Voici les choses qui nous dégoûtent le plus d'après la science

Voici les choses qui nous dégoûtent le plus d'après la science

2.500 personnes ont noté graduellement 75 scénarios susceptibles de provoquer la sensation de dégoût. L'étude, menée par la London School of Hygiene & Tropical Medicine (LSHTM), demandait aux participants de noter les scénarios de «pas dégoûtant» à «extrêmement dégoûtant». Les situations incluaient notamment marcher pieds nus sur une limace, emprunter accidentellement le déodorant à bille de quelqu'un d'autre ou encore être assis en face d'un homme qui vomit dans un avion.

Six catégories distinctes

Les données récoltées ont permis de subdiviser la sensation de répulsion en six catégories : l'hygiène, les animaux et insectes, le sexe, les difformités physiques, les lésions et blessures et enfin la nourriture.
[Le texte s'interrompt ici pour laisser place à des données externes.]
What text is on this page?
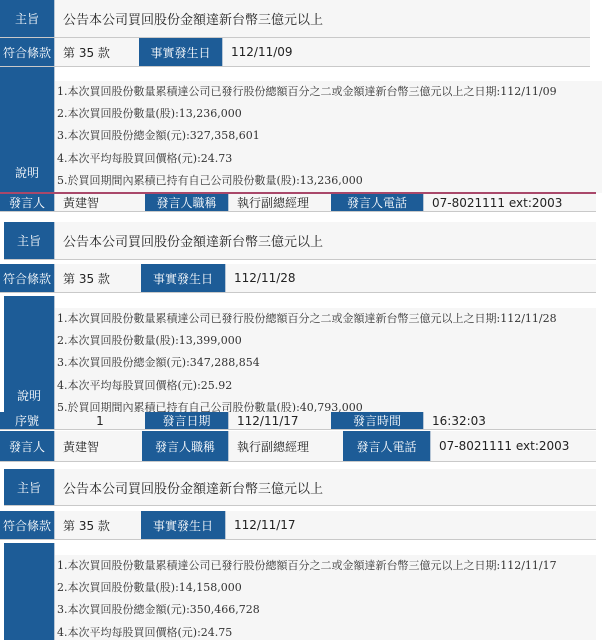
主旨	公告本公司買回股份金額達新台幣三億元以上
符合條款	第 35 款	事實發生日	112/11/09
說明
1.本次買回股份數量累積達公司已發行股份總額百分之二或金額達新台幣三億元以上之日期:112/11/09
2.本次買回股份數量(股):13,236,000
3.本次買回股份總金額(元):327,358,601
4.本次平均每股買回價格(元):24.73
5.於買回期間內累積已持有自己公司股份數量(股):13,236,000
發言人	黃建智	發言人職稱	執行副總經理	發言人電話	07-8021111 ext:2003
主旨	公告本公司買回股份金額達新台幣三億元以上
符合條款	第 35 款	事實發生日	112/11/28
說明
1.本次買回股份數量累積達公司已發行股份總額百分之二或金額達新台幣三億元以上之日期:112/11/28
2.本次買回股份數量(股):13,399,000
3.本次買回股份總金額(元):347,288,854
4.本次平均每股買回價格(元):25.92
5.於買回期間內累積已持有自己公司股份數量(股):40,793,000
序號	1	發言日期	112/11/17	發言時間	16:32:03
發言人	黃建智	發言人職稱	執行副總經理	發言人電話	07-8021111 ext:2003
主旨	公告本公司買回股份金額達新台幣三億元以上
符合條款	第 35 款	事實發生日	112/11/17
1.本次買回股份數量累積達公司已發行股份總額百分之二或金額達新台幣三億元以上之日期:112/11/17
2.本次買回股份數量(股):14,158,000
3.本次買回股份總金額(元):350,466,728
4.本次平均每股買回價格(元):24.75
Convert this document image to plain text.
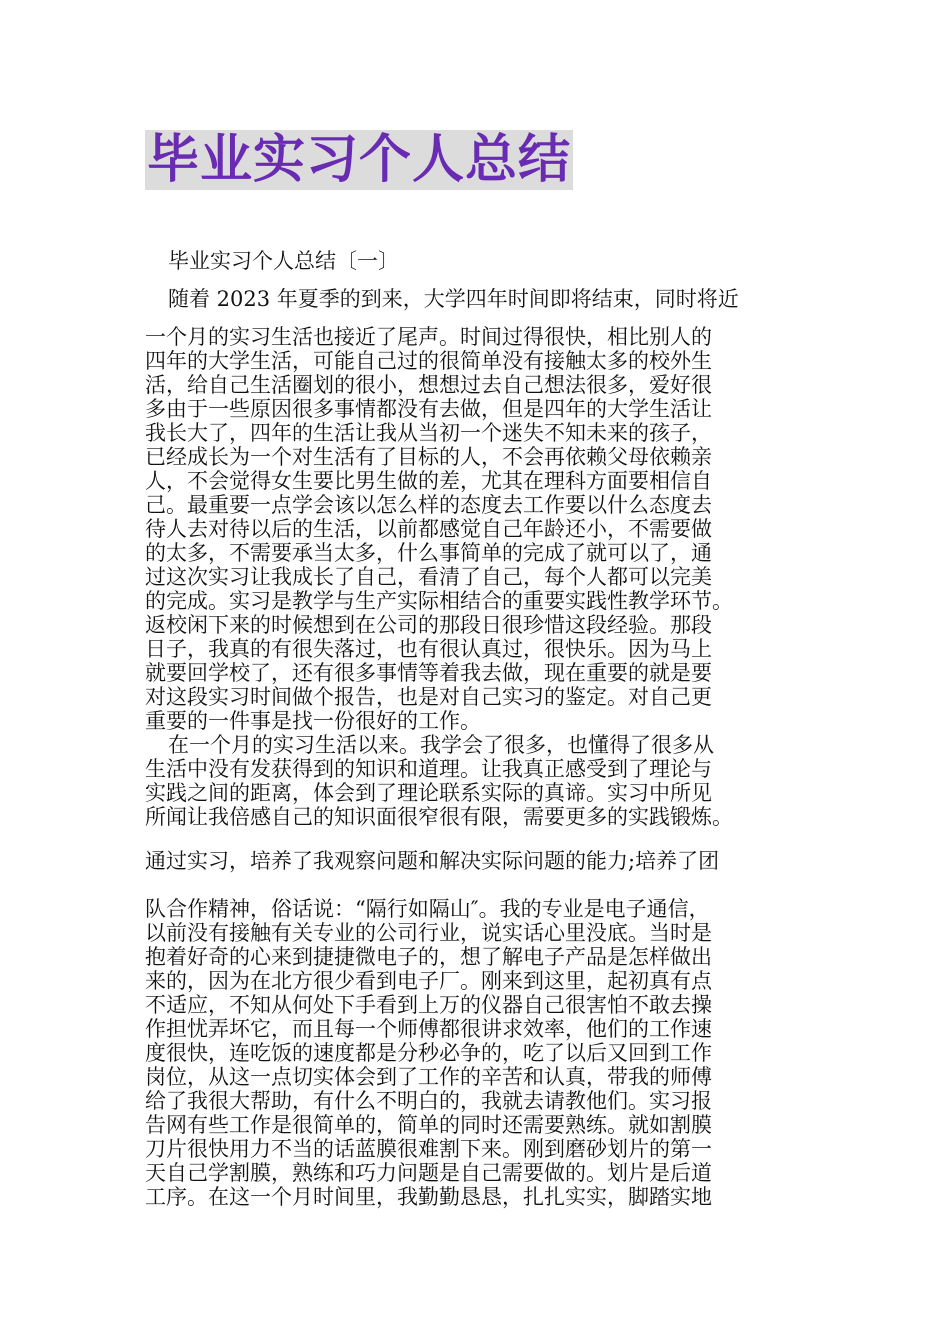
毕业实习个人总结
毕业实习个人总结〔一〕
随着 2023 年夏季的到来，大学四年时间即将结束，同时将近
一个月的实习生活也接近了尾声。时间过得很快，相比别人的
四年的大学生活，可能自己过的很简单没有接触太多的校外生
活，给自己生活圈划的很小，想想过去自己想法很多，爱好很
多由于一些原因很多事情都没有去做，但是四年的大学生活让
我长大了，四年的生活让我从当初一个迷失不知未来的孩子，
已经成长为一个对生活有了目标的人，不会再依赖父母依赖亲
人，不会觉得女生要比男生做的差，尤其在理科方面要相信自
己。最重要一点学会该以怎么样的态度去工作要以什么态度去
待人去对待以后的生活，以前都感觉自己年龄还小，不需要做
的太多，不需要承当太多，什么事简单的完成了就可以了，通
过这次实习让我成长了自己，看清了自己，每个人都可以完美
的完成。实习是教学与生产实际相结合的重要实践性教学环节。
返校闲下来的时候想到在公司的那段日很珍惜这段经验。那段
日子，我真的有很失落过，也有很认真过，很快乐。因为马上
就要回学校了，还有很多事情等着我去做，现在重要的就是要
对这段实习时间做个报告，也是对自己实习的鉴定。对自己更
重要的一件事是找一份很好的工作。
在一个月的实习生活以来。我学会了很多，也懂得了很多从
生活中没有发获得到的知识和道理。让我真正感受到了理论与
实践之间的距离，体会到了理论联系实际的真谛。实习中所见
所闻让我倍感自己的知识面很窄很有限，需要更多的实践锻炼。
通过实习，培养了我观察问题和解决实际问题的能力;培养了团
队合作精神，俗话说：“隔行如隔山″。我的专业是电子通信，
以前没有接触有关专业的公司行业，说实话心里没底。当时是
抱着好奇的心来到捷捷微电子的，想了解电子产品是怎样做出
来的，因为在北方很少看到电子厂。刚来到这里，起初真有点
不适应，不知从何处下手看到上万的仪器自己很害怕不敢去操
作担忧弄坏它，而且每一个师傅都很讲求效率，他们的工作速
度很快，连吃饭的速度都是分秒必争的，吃了以后又回到工作
岗位，从这一点切实体会到了工作的辛苦和认真，带我的师傅
给了我很大帮助，有什么不明白的，我就去请教他们。实习报
告网有些工作是很简单的，简单的同时还需要熟练。就如割膜
刀片很快用力不当的话蓝膜很难割下来。刚到磨砂划片的第一
天自己学割膜，熟练和巧力问题是自己需要做的。划片是后道
工序。在这一个月时间里，我勤勤恳恳，扎扎实实，脚踏实地
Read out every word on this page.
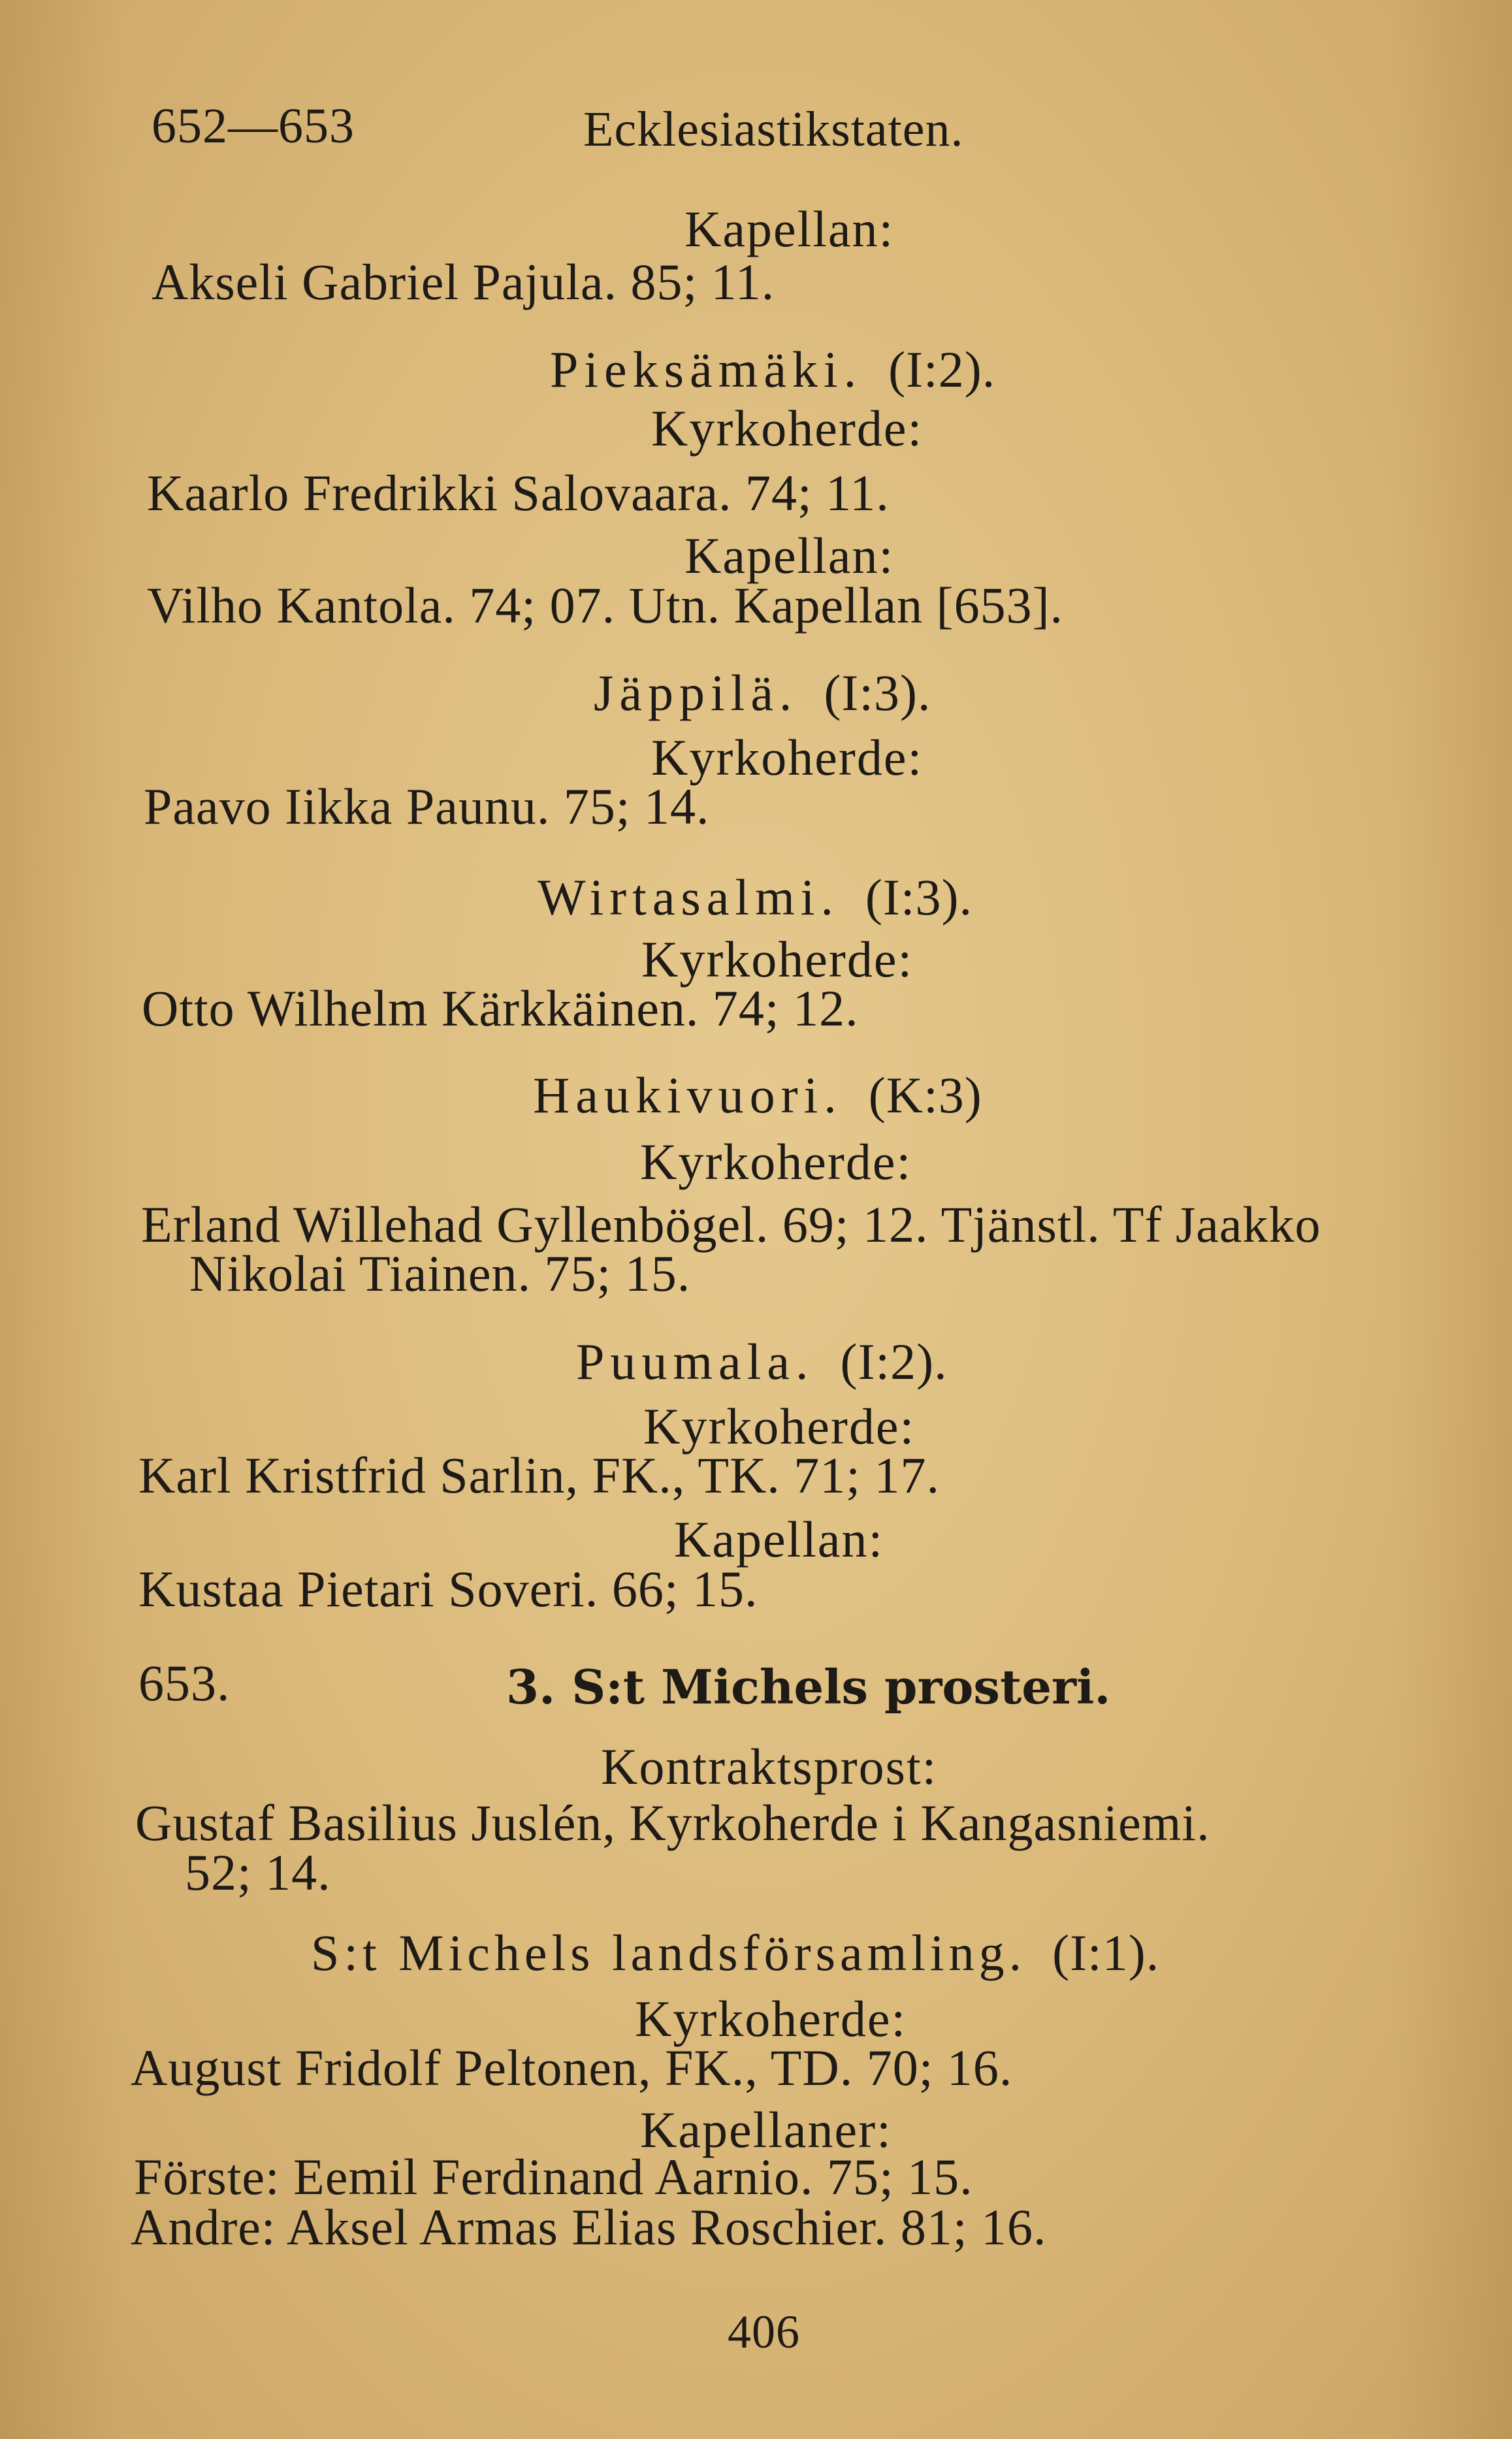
652—653	Ecklesiastikstaten.
Kapellan:
Akseli Gabriel Pajula. 85; 11.
Pieksämäki. (I:2).
Kyrkoherde:
Kaarlo Fredrikki Salovaara. 74; 11.
Kapellan:
Vilho Kantola. 74; 07. Utn. Kapellan [653].
Jäppilä. (I:3).
Kyrkoherde:
Paavo Iikka Paunu. 75; 14.
Wirtasalmi. (I:3).
Kyrkoherde:
Otto Wilhelm Kärkkäinen. 74; 12.
Haukivuori. (K:3)
Kyrkoherde:
Erland Willehad Gyllenbögel. 69; 12. Tjänstl. Tf Jaakko
Nikolai Tiainen. 75; 15.
Puumala. (I:2).
Kyrkoherde:
Karl Kristfrid Sarlin, FK., TK. 71; 17.
Kapellan:
Kustaa Pietari Soveri. 66; 15.
653.	3. S:t Michels prosteri.
Kontraktsprost:
Gustaf Basilius Juslén, Kyrkoherde i Kangasniemi.
52; 14.
S:t Michels landsförsamling. (I:1).
Kyrkoherde:
August Fridolf Peltonen, FK., TD. 70; 16.
Kapellaner:
Förste: Eemil Ferdinand Aarnio. 75; 15.
Andre: Aksel Armas Elias Roschier. 81; 16.
406
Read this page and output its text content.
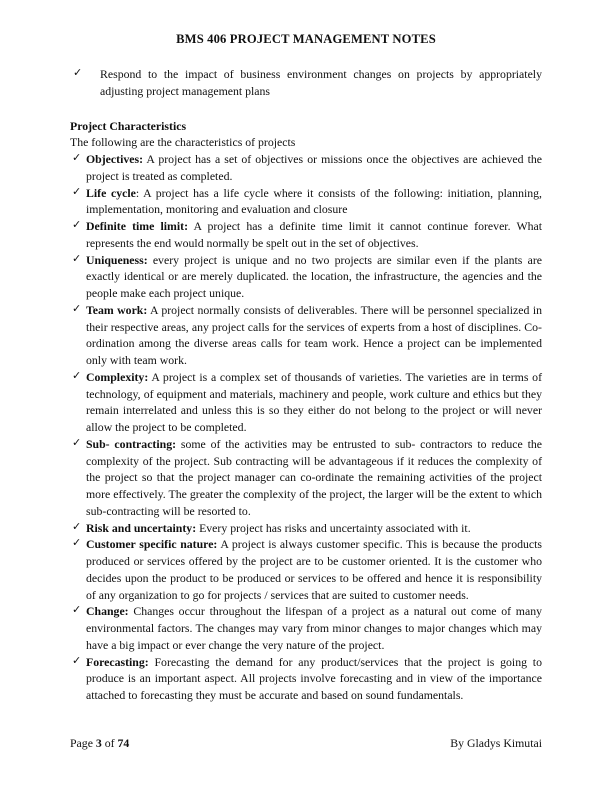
BMS 406 PROJECT MANAGEMENT NOTES
✓ Respond to the impact of business environment changes on projects by appropriately adjusting project management plans
Project Characteristics
The following are the characteristics of projects
✓ Objectives: A project has a set of objectives or missions once the objectives are achieved the project is treated as completed.
✓ Life cycle: A project has a life cycle where it consists of the following: initiation, planning, implementation, monitoring and evaluation and closure
✓ Definite time limit: A project has a definite time limit it cannot continue forever. What represents the end would normally be spelt out in the set of objectives.
✓ Uniqueness: every project is unique and no two projects are similar even if the plants are exactly identical or are merely duplicated. the location, the infrastructure, the agencies and the people make each project unique.
✓ Team work: A project normally consists of deliverables. There will be personnel specialized in their respective areas, any project calls for the services of experts from a host of disciplines. Co-ordination among the diverse areas calls for team work. Hence a project can be implemented only with team work.
✓ Complexity: A project is a complex set of thousands of varieties. The varieties are in terms of technology, of equipment and materials, machinery and people, work culture and ethics but they remain interrelated and unless this is so they either do not belong to the project or will never allow the project to be completed.
✓ Sub- contracting: some of the activities may be entrusted to sub- contractors to reduce the complexity of the project. Sub contracting will be advantageous if it reduces the complexity of the project so that the project manager can co-ordinate the remaining activities of the project more effectively. The greater the complexity of the project, the larger will be the extent to which sub-contracting will be resorted to.
✓ Risk and uncertainty: Every project has risks and uncertainty associated with it.
✓ Customer specific nature: A project is always customer specific. This is because the products produced or services offered by the project are to be customer oriented. It is the customer who decides upon the product to be produced or services to be offered and hence it is responsibility of any organization to go for projects / services that are suited to customer needs.
✓ Change: Changes occur throughout the lifespan of a project as a natural out come of many environmental factors. The changes may vary from minor changes to major changes which may have a big impact or ever change the very nature of the project.
✓ Forecasting: Forecasting the demand for any product/services that the project is going to produce is an important aspect. All projects involve forecasting and in view of the importance attached to forecasting they must be accurate and based on sound fundamentals.
Page 3 of 74	By Gladys Kimutai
Toutes ces rubriques sont liées à la notion de maladie. Car en effet, le dégoût serait une réponse automatique du corps pour éviter, ou du moins diminuer, les risques d'infection et de transmission de maladie. Ci-dessous un exemple des moyennes obtenues par différentes photos. Plus le chiffre est élevé, plus les votants était repoussés par les images. Les notes les plus fortes sont ainsi attribuées aux photos dites "disease relevant", comprenez "liées à la maladie".

Ph. LSHTM

Les chercheurs s'attendaient à ce que les maladies et infections provoquent des réactions chez le public interrogé. Il apparaît cependant que de simples symptômes, captés par un de nos cinq sens, provoquent une sensation de malaise. Les déclencheurs incluent : «les fluides corporels infectés, les lésions infectées, les aliments avariés, les animaux connus pour être porteurs de maladies, les pratiques sexuelles à risque, notamment celles qui peuvent entraîner la transmission d'une MST, ou les gens qui sont visiblement malades ou qui négligent leur hygiène.»

Une réponse innée

«Ce type de comportements destinés à éviter les maladies est de plus en plus visible chez les animaux, ce qui nous emmène à penser qu'ils sont dus à l'évolution et sont très anciens.», explique Val Curtis, chercheurs à la LSHTM. Il ajoute : «Même si nous savions que le dégoût était bon pour nous, nous avons été capable de démontrer qu'il est structuré et qu'il répond aux menaces d'infections pour nous protéger

«Notre longue co-évolution avec la maladie a créé cette sensation intuitive pour éviter ce qui peut causer des infections», et ce bien avant que l'on comprenne comment sont transmises les maladies, explique également Mi?chea?l de Barra, membre de l'équipe de recherche. Les chercheurs pensent donc que les six catégories de dégoût peuvent être trouvées chez d'autres espèces, qui ont aussi appris à se prémunir des maladies avec le temps.

Une portée éducative

Fait intéressant, les femmes ont noté tous les scénarios comme étant plus dégoûtants que ne l'ont fait les hommes. Elles estiment que les pratiques sexuelles à risque et les animaux porteurs de maladies sont les plus repoussants. Les plaies infectées produisant du pus ont cependant été globalement classées comme étant le plus dégoûtant de tous les scénarios envisagés.

Les résultats de l'enquête serviront notamment à mieux cibler les campagnes de sensibilisation à l'hygiène. L'équipe de scientifiques espère également contribuer à contrer les stéréotypes associés à certaines maladies en démontrant que les réactions qu'elles induisent sont parfois disproportionnées voire totalement non pertinentes.